Anotheroverreaction · 27/03/2023 15:06

Hey OP

my childhood sounds a lot like yours, occasional violence, shouting every day, being made to feel guilty etc and I have a one and four year old.

I shout way way more than I want to. I’ve had psychotherapy which has helped with this but between me and my husband things are spiralling a lot and we are shouting/ name calling etc far more than we should. Probably twice a week.

me and DH love each other and he is a really great man, when it’s just the two of us we don’t argue at all. When you throw in the stress of life and children and balancing work and no sleep for over two years then I tend to boil over. DH rarely/ never shouts back - his parents never shouted and it’s just not him.

Ive suggested some couples counselling for us and I think we need to learn how to communicate better in the heat of the moment. So I’m hoping that helps.

what I try and do is apologise to him in front of the kids if I’ve shouted, and we hug it out and let the kids know it was just a silly thing between mummy and daddy and not to do with them at all. It’s not as good as not shouting in the first place but the repair is better than not repairing if that makes sense?

it’s really hard to break these generational cycles, I’ve read ever gentle parenting book going and am probably a good mother 90% of the time but this is my downfall.
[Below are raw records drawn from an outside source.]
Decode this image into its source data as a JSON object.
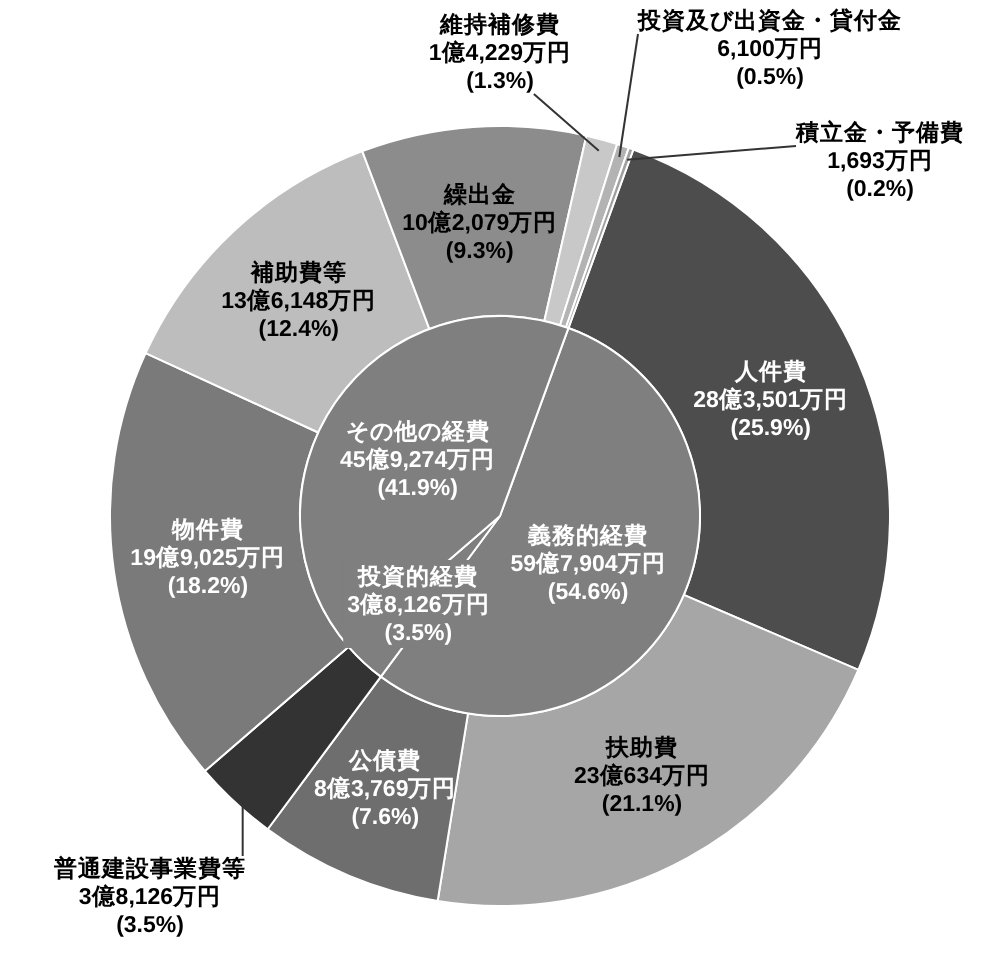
{
  "chart_data": [
    {
      "type": "donut",
      "categories": [
        "人件費",
        "扶助費",
        "公債費",
        "普通建設事業費等",
        "物件費",
        "補助費等",
        "繰出金",
        "維持補修費",
        "投資及び出資金・貸付金",
        "積立金・予備費"
      ],
      "values": [
        25.9,
        21.1,
        7.6,
        3.5,
        18.2,
        12.4,
        9.3,
        1.3,
        0.5,
        0.2
      ],
      "value_labels": [
        "28億3,501万円\n(25.9%)",
        "23億634万円\n(21.1%)",
        "8億3,769万円\n(7.6%)",
        "3億8,126万円\n(3.5%)",
        "19億9,025万円\n(18.2%)",
        "13億6,148万円\n(12.4%)",
        "10億2,079万円\n(9.3%)",
        "1億4,229万円\n(1.3%)",
        "6,100万円\n(0.5%)",
        "1,693万円\n(0.2%)"
      ],
      "colors": [
        "#4d4d4d",
        "#a6a6a6",
        "#6e6e6e",
        "#333333",
        "#7a7a7a",
        "#bdbdbd",
        "#8c8c8c",
        "#c8c8c8",
        "#b3b3b3",
        "#a0a0a0"
      ]
    },
    {
      "type": "pie",
      "categories": [
        "義務的経費",
        "投資的経費",
        "その他の経費"
      ],
      "values": [
        54.6,
        3.5,
        41.9
      ],
      "value_labels": [
        "59億7,904万円\n(54.6%)",
        "3億8,126万円\n(3.5%)",
        "45億9,274万円\n(41.9%)"
      ],
      "colors": [
        "#7f7f7f",
        "#7f7f7f",
        "#7f7f7f"
      ]
    }
  ]
}
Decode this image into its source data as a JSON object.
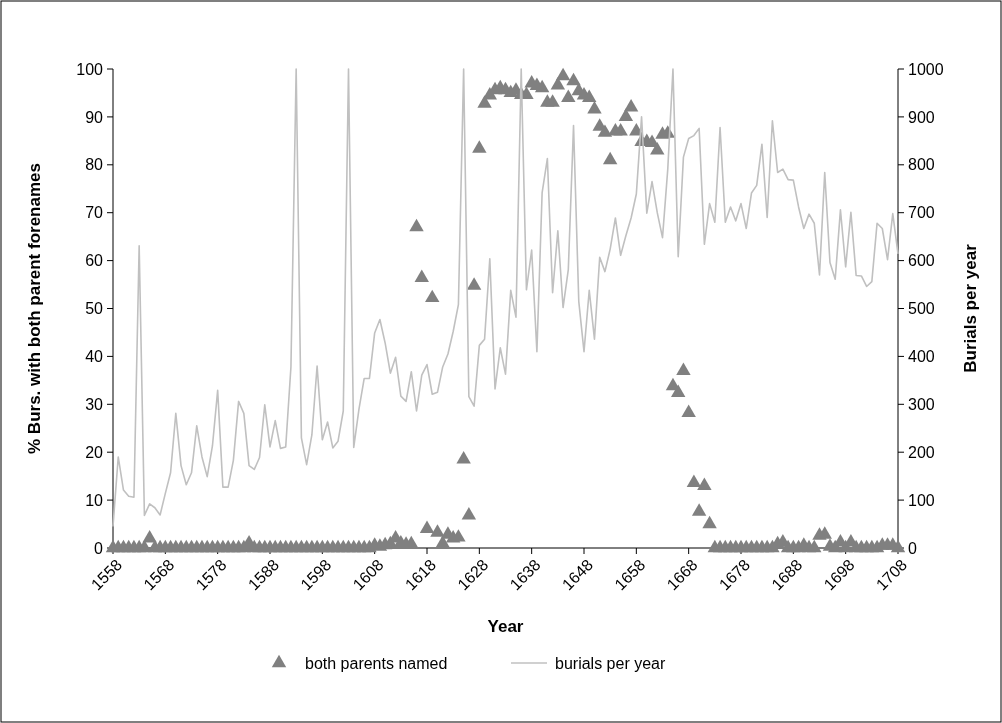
{
  "chart_data": {
    "type": "scatter",
    "xlabel": "Year",
    "ylabel": "% Burs. with both parent forenames",
    "y2label": "Burials per year",
    "x": [
      1558,
      1559,
      1560,
      1561,
      1562,
      1563,
      1564,
      1565,
      1566,
      1567,
      1568,
      1569,
      1570,
      1571,
      1572,
      1573,
      1574,
      1575,
      1576,
      1577,
      1578,
      1579,
      1580,
      1581,
      1582,
      1583,
      1584,
      1585,
      1586,
      1587,
      1588,
      1589,
      1590,
      1591,
      1592,
      1593,
      1594,
      1595,
      1596,
      1597,
      1598,
      1599,
      1600,
      1601,
      1602,
      1603,
      1604,
      1605,
      1606,
      1607,
      1608,
      1609,
      1610,
      1611,
      1612,
      1613,
      1614,
      1615,
      1616,
      1617,
      1618,
      1619,
      1620,
      1621,
      1622,
      1623,
      1624,
      1625,
      1626,
      1627,
      1628,
      1629,
      1630,
      1631,
      1632,
      1633,
      1634,
      1635,
      1636,
      1637,
      1638,
      1639,
      1640,
      1641,
      1642,
      1643,
      1644,
      1645,
      1646,
      1647,
      1648,
      1649,
      1650,
      1651,
      1652,
      1653,
      1654,
      1655,
      1656,
      1657,
      1658,
      1659,
      1660,
      1661,
      1662,
      1663,
      1664,
      1665,
      1666,
      1667,
      1668,
      1669,
      1670,
      1671,
      1672,
      1673,
      1674,
      1675,
      1676,
      1677,
      1678,
      1679,
      1680,
      1681,
      1682,
      1683,
      1684,
      1685,
      1686,
      1687,
      1688,
      1689,
      1690,
      1691,
      1692,
      1693,
      1694,
      1695,
      1696,
      1697,
      1698,
      1699,
      1700,
      1701,
      1702,
      1703,
      1704,
      1705,
      1706,
      1707,
      1708
    ],
    "series": [
      {
        "name": "both parents named",
        "marker": "triangle",
        "color": "#808080",
        "values": [
          0,
          0,
          0,
          0,
          0,
          0,
          0,
          2,
          0,
          0,
          0,
          0,
          0,
          0,
          0,
          0,
          0,
          0,
          0,
          0,
          0,
          0,
          0,
          0,
          0,
          0,
          1,
          0,
          0,
          0,
          0,
          0,
          0,
          0,
          0,
          0,
          0,
          0,
          0,
          0,
          0,
          0,
          0,
          0,
          0,
          0,
          0,
          0,
          0,
          0,
          0.5,
          0.3,
          0.6,
          0.8,
          2,
          1,
          0.7,
          0.8,
          67,
          56.4,
          4,
          52.2,
          3.2,
          0.9,
          2.8,
          2,
          2.2,
          18.5,
          6.8,
          54.8,
          83.4,
          92.8,
          94.5,
          95.6,
          96,
          95.6,
          95,
          95.5,
          94.6,
          94.6,
          97,
          96.5,
          96,
          93,
          93,
          96.6,
          98.5,
          94,
          97.5,
          95.4,
          94.5,
          94,
          91.6,
          88,
          86.7,
          81,
          87,
          87,
          90,
          92,
          87,
          84.8,
          84.8,
          84.6,
          83,
          86.3,
          86.5,
          33.8,
          32.4,
          37,
          28.2,
          13.6,
          7.6,
          13,
          5,
          0,
          0,
          0,
          0,
          0,
          0,
          0,
          0,
          0,
          0,
          0,
          0,
          0.8,
          1.2,
          0,
          0,
          0,
          0.5,
          0,
          0,
          2.6,
          2.8,
          0.3,
          0,
          1.2,
          0,
          1.2,
          0,
          0,
          0,
          0,
          0,
          0.5,
          0.5,
          0.5,
          0
        ]
      },
      {
        "name": "burials per year",
        "type": "line",
        "marker": "none",
        "line_style": "solid",
        "axis": "y2",
        "color": "#c0c0c0",
        "values": [
          45,
          190,
          121,
          108,
          106,
          631,
          68,
          92,
          84,
          69,
          114,
          157,
          281,
          172,
          132,
          157,
          255,
          190,
          149,
          213,
          329,
          127,
          127,
          183,
          306,
          281,
          172,
          164,
          189,
          299,
          211,
          266,
          208,
          211,
          378,
          1000,
          230,
          174,
          236,
          380,
          226,
          263,
          209,
          223,
          286,
          1000,
          210,
          290,
          354,
          354,
          449,
          477,
          428,
          365,
          398,
          317,
          306,
          368,
          286,
          361,
          383,
          321,
          325,
          378,
          405,
          452,
          508,
          1000,
          316,
          296,
          423,
          436,
          604,
          332,
          418,
          363,
          538,
          482,
          1000,
          539,
          622,
          410,
          742,
          813,
          533,
          662,
          502,
          581,
          882,
          515,
          410,
          538,
          436,
          607,
          577,
          624,
          689,
          611,
          652,
          689,
          739,
          900,
          699,
          765,
          700,
          648,
          790,
          1000,
          608,
          816,
          855,
          861,
          876,
          634,
          719,
          680,
          878,
          680,
          712,
          683,
          719,
          667,
          741,
          757,
          843,
          690,
          892,
          784,
          791,
          769,
          768,
          712,
          667,
          697,
          678,
          570,
          784,
          596,
          561,
          706,
          587,
          701,
          569,
          568,
          546,
          556,
          678,
          667,
          602,
          698,
          614
        ]
      }
    ],
    "xlim": [
      1558,
      1708
    ],
    "xticks": [
      1558,
      1568,
      1578,
      1588,
      1598,
      1608,
      1618,
      1628,
      1638,
      1648,
      1658,
      1668,
      1678,
      1688,
      1698,
      1708
    ],
    "ylim": [
      0,
      100
    ],
    "yticks": [
      0,
      10,
      20,
      30,
      40,
      50,
      60,
      70,
      80,
      90,
      100
    ],
    "y2lim": [
      0,
      1000
    ],
    "y2ticks": [
      0,
      100,
      200,
      300,
      400,
      500,
      600,
      700,
      800,
      900,
      1000
    ],
    "grid": false,
    "legend": "bottom"
  }
}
I am trying though and I think that if you’re doing the best you can/ seeking help/ repairing when you need to then you are too.

good luck with it

Popsicales · 27/03/2023 15:12

My upbringing was very much like yours, OP which made me feel anxious and embarrassed. However, I did have a friend/colleague who described her parents having the perfect marriage and they NEVER argued. She said she can’t cope at all with any confrontation/cross word with her husband and feels like it’s the end of the world and the relationships over. She said that because she’d never seen that normal model of problem and resolution, she didn’t know how to deal with it when an issue came up.

Georgeandzippyzoo · 27/03/2023 16:47

I can recall 1 argument my parents had (over f-i-l) with proper screaming and shouting. I was a teenager and terrified. However my mum could be very passive aggressive and you had to try and second guess her mood and how to behave, which wasnt great or healthy either!!
Personally I struggled to speak my mind for quite a while we we first got our house because I'd never dared at home.
As parents we've never fought in front of the kids but that's probably because we don't argue, both very chilled.
With the kids if I ve spoke harshly/ shouted I ALWAYS apologise /repair with them later, so they can see that relationships are not finished because of a disagreement and they understand how to put things right.

Hailtheteam · 27/03/2023 16:55

My parents argued quite a lot. My problem is that they made up in private so I never saw how that would worked.

How do children (? Especially only children) learn to resolve issues if they never see conflict?